De acordo com a especialista, ainda nos primeiros 120 dias de vida os animais precisam ser submetidos a diferentes ambientes, com pessoas, veículos, barulho, cheiros variados, outros animais e outros cães, inclusive. Dessa forma, o animal se livra de inseguranças que possam virar problemas na fase adulta. “Se isso não ocorre, quando adulto o animal pode ter traumas que se estimulados vão o levar a um ataque. Para o caso de quem já adota um animal adulto, é importante o submeter ao crivo de um adestrador, que vai justamente identificar esses traumas e tratá-los.”

A veterinária conta que é comum que algumas raças consideradas de guarda sejam mais aptas ao ataque, porém a aptidão não necessariamente vai se converter em uma atitude. “Os cães de guarda são treinados para guardar, então quando algum ladrão, por exemplo, entra no seu espaço, ele precisa cumprir seu papel. O que não pode é ele promover o ataque contra indivíduos em situação pacífica, como um pedestre que caminha pela rua.”

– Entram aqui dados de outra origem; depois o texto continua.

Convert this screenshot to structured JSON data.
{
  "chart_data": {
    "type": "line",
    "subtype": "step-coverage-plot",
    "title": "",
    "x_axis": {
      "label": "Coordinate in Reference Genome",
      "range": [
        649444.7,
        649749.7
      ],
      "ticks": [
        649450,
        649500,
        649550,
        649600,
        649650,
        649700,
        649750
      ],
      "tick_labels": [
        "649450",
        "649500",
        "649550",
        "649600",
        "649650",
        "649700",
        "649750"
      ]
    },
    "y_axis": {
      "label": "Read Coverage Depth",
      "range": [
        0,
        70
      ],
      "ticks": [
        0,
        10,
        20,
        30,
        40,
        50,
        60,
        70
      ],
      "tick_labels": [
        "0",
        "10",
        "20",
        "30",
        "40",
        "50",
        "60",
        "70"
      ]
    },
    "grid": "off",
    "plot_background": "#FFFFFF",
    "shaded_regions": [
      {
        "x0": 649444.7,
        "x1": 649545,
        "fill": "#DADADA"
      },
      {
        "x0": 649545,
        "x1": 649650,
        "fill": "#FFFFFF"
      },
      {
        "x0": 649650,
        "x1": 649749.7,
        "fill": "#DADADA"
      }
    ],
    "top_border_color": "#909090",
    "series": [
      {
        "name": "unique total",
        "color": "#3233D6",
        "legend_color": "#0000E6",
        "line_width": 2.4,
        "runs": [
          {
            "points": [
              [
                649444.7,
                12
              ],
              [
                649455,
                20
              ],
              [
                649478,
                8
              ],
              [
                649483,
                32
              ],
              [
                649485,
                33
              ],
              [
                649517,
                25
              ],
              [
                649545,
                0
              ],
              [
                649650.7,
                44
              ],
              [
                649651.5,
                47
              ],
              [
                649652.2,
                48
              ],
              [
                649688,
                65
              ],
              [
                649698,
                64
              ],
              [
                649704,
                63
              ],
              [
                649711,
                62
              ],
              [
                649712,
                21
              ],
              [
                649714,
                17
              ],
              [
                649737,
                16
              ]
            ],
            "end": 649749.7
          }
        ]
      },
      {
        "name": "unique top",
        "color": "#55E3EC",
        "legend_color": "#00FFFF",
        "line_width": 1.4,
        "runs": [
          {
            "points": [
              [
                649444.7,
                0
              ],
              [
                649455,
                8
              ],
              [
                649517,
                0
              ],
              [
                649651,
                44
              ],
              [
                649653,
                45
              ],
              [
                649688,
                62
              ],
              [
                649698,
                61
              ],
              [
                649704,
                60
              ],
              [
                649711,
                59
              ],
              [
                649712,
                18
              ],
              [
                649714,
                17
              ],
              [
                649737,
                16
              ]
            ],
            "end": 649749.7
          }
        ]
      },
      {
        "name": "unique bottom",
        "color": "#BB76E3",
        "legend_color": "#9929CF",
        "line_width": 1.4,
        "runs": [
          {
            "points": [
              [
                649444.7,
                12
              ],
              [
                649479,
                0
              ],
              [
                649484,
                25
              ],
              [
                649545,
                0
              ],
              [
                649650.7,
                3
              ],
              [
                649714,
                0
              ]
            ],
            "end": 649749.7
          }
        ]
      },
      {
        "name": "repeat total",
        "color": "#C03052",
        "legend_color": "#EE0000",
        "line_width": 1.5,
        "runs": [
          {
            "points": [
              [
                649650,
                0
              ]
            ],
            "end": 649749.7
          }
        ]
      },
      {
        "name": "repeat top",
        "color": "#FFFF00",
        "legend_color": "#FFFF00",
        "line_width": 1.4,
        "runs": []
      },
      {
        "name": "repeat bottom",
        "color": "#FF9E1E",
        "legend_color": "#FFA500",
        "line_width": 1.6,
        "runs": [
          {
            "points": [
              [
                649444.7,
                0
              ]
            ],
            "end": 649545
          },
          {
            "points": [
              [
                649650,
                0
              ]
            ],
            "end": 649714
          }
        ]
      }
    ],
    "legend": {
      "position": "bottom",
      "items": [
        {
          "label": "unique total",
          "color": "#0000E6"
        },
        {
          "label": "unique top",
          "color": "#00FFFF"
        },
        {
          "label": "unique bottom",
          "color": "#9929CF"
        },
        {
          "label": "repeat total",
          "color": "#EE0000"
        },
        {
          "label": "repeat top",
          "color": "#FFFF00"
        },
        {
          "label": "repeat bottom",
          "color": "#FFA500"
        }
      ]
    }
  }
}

De acordo com Luppi, nem todos os animais dão sinais quando estão prestes a atacar, motivo que exige atenção dos tutores e pessoas que se aproximam.

NACIONAL

O Brasil experimentou um crescimento de 27% nas mortes causadas por mordidas ou golpes provocados por cães entre 2022 e 2023. Foram 51 vítimas no ano passado e 40 no ano anterior. Os dados são do Sistema de Informações sobre Mortalidade (SIM), do Ministério da Saúde. Em 2020 e 2021, foram listadas 32 e 33 mortes, respectivamente. São Paulo encabeça a lista de óbitos por ataques de cães nos últimos quatro anos, com 38 casos, seguido pelo Rio Grande do Sul (18), Rio de Janeiro (12), Minas Gerais (12) e Pará (11). Luppi adverte que pessoas pouco instruídas sobre o comportamento das raças e a maneira correta de socialização contribuem para o aumento, uma vez que são donos de cães de guarda e não os educam corretamente.

O QUE FAZER

A coordenadora da Unidade de Vigilância em Zoonoses de Campinas, Marcela do Prado Coelho, alerta que em caso de ataque a vítima precisa procurar atendimento médico imediatamente, ainda que o ferimento não seja tão grave. “O mais importante é procurar um posto de saúde, uma UPA, um hospital particular, qualquer unidade que ofereça um primeiro atendimento. Será feita uma avaliação de como está a ferida, do que aconteceu, de qual animal mordeu, qual parte do corpo está o ferimento. A partir dessas informações, é possível orientar a pessoa sobre a necessidade ou não de ser encaminhada para a vacinação ou soro”, conclui Marcela.